Memisahkan politik dari agama dalam konteks keindonesiaan bukan suatu hal yang mudah. Hal ini kemungkinan karena Indonesia merupakan wujud masyarakat agamis yang senantiasa memberikan warna agama terhadap berbagai realitas kehidupan sosial-politik. Latar belakang kesejarahan Indonesia yang lekat dengan nilai-nilai budaya yang diadopsi dari agama, paling tidak membuktikan bahwa agama dan politik terasa sulit dipisahkan.Â
Indonesia bukanlah negara sekuler sekaligus bukan negara agama, tetapi kedua entitas ini terus saling mengisi berkelindan dalam format kehidupan sosial dan politik.
Dinamika kepolitikan Indonesia sejauh ini, tak lepas dari beragam nilai keagamaan yang melingkupinya. Bahkan, untuk fenomena kepartaian sulit untuk tidak dihubungkan dengan "politik aliran" yang berasal dari kelompok keagamaan yang telah ada sejak dahulu.
Salah satu bentuk "aliran" keagamaan yang lekat dengan nuansa politik kekuasaan salah satunya adalah Nahdlatul Ulama (NU). Ormas Islam terbesar ini belakangan menjadi pusat perhatian publik karena dinilai memiliki kedekatan erat dengan pemerintah, bahkan tanpa reserve. Bahkan, bukan suatu hal yang aneh, jika muncul fatwa-fatwa keagamaan yang disinyalir sebagai dukungan terhadap pemerintah atau salah satu kontestan politik.Â
Para ulama NU sudah terbiasa dengan realitas dukung-mendukung dalam suatu ajang kontestasi, apalagi jika yang menjadi kontestan adalah bagian dari kelompok mereka sendiri.
Pilkada Jatim yang notabene diramaikan oleh dua kandidat yang sama-sama nahdliyyin, tak mungkin dilepaskan dari suasana dukung mendukung secara politik dan hal ini tentu saja menjadi lahan kreativitas para ulama setempat bagaimana memenangkan salah satunya.
Jatim, sebagai basis terkuat massa NU, merupakan cermin politik aliran yang terpecah karena dua kontestannya tokoh-tokoh sentral ormas Islam tradisional ini. Saifullah Yusuf (Gus Ipul) merupakan kandidat cagub Jatim yang berafiliasi dengan "darah biru" pesantren karena lekat dengan garis keturunan tokoh pendiri NU.
Kandidat lainnya, Khofifah Indar Parawansa juga tokoh perempuan NU yang cukup potensial, karena pengalamannya sebagai ketua umum muslimat NU telah sukses membawanya menduduki jabatan kementrian di tingkat pusat.

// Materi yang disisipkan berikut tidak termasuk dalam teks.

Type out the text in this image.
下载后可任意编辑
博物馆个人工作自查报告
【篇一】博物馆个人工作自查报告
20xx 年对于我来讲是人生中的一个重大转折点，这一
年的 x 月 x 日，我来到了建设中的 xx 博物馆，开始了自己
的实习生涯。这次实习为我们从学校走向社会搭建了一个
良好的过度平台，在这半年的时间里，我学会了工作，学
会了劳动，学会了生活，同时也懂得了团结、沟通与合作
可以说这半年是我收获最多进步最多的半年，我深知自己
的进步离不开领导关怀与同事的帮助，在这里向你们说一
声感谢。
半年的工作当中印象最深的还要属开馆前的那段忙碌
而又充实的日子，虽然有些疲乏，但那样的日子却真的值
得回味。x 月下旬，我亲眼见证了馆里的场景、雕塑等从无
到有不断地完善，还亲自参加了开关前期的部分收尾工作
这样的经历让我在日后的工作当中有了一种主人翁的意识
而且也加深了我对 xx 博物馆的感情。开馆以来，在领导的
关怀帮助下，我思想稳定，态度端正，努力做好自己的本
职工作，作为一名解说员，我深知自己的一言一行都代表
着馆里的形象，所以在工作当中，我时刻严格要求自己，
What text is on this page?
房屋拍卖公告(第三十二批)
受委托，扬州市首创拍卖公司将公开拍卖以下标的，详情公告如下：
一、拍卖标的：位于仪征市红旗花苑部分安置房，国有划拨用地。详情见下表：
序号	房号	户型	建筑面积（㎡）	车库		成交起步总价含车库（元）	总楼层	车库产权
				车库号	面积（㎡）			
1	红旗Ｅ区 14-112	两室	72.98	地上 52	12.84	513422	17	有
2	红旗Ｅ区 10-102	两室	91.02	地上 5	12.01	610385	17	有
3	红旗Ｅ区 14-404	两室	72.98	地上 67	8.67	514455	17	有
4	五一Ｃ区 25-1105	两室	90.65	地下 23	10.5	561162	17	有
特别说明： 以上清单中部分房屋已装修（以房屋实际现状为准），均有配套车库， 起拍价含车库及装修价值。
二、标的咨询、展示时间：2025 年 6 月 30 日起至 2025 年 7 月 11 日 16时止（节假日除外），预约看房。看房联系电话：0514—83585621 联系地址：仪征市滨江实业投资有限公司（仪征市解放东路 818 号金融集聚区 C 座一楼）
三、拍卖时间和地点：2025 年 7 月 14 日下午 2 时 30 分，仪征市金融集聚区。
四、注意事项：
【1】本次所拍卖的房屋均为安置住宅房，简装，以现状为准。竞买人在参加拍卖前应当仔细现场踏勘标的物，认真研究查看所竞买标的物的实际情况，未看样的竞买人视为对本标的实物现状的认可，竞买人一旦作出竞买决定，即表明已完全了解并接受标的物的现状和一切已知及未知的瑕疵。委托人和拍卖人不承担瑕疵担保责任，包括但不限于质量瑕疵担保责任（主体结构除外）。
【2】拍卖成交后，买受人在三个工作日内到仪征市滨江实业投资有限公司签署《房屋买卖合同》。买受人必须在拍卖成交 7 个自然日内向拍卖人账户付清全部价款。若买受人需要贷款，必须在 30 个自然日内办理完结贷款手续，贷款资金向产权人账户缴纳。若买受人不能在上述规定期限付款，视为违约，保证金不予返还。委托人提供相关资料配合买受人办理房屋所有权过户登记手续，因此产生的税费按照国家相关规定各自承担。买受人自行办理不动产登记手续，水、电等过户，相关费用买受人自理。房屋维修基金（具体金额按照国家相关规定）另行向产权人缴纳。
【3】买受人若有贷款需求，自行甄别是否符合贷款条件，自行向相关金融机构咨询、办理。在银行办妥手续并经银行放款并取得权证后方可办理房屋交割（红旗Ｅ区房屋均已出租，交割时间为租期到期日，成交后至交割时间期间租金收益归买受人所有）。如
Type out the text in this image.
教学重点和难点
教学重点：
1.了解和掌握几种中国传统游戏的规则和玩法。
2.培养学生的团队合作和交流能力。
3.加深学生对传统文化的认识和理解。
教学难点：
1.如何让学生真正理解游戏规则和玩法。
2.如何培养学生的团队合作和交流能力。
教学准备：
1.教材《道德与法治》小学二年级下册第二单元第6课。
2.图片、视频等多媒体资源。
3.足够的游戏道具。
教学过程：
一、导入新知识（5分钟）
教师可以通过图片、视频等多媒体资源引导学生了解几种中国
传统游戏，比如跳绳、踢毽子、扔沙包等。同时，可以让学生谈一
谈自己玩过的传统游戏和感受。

Siapakah kandidat yang nanti akan memenangkan kontestasi, tergantung dari pengaruh para ulama NU yang seringkali menjadi panutan warga nahdliyyin, termasuk dalam soal penentuan pilihan politik.
Pada tingkat akar rumput, cara pandang warga NU terhadap politik masih sangat tradisional. Kharismatik seorang ulama masih menjadi panutan, bahkan setiap nasehat dan fatwanya seringkali menjadi rujukan dalam hal keagamaan, sosial maupun politik. Jadi wajar saja ketika marak fatwa yang mengarah pada ajakan memilih salah satu kandidat yang diungkap para ulama.
Pilkada Jatim 2018 memperlihatkan fenomena ini, terlebih masing-masing kandidat yang berkontestasi adalah tokoh-tokoh NU yang relatif sulit jika tak diarahkan pilihan politiknya melalui serangkaian fatwa ulama. Terbuka ataupun tertutup, fatwa ulama di kalangan NU pasti tetap ada, karena inilah salah satu alasan bahwa politik aliran masih sangat kuat mewarnai dunia politik tanah air.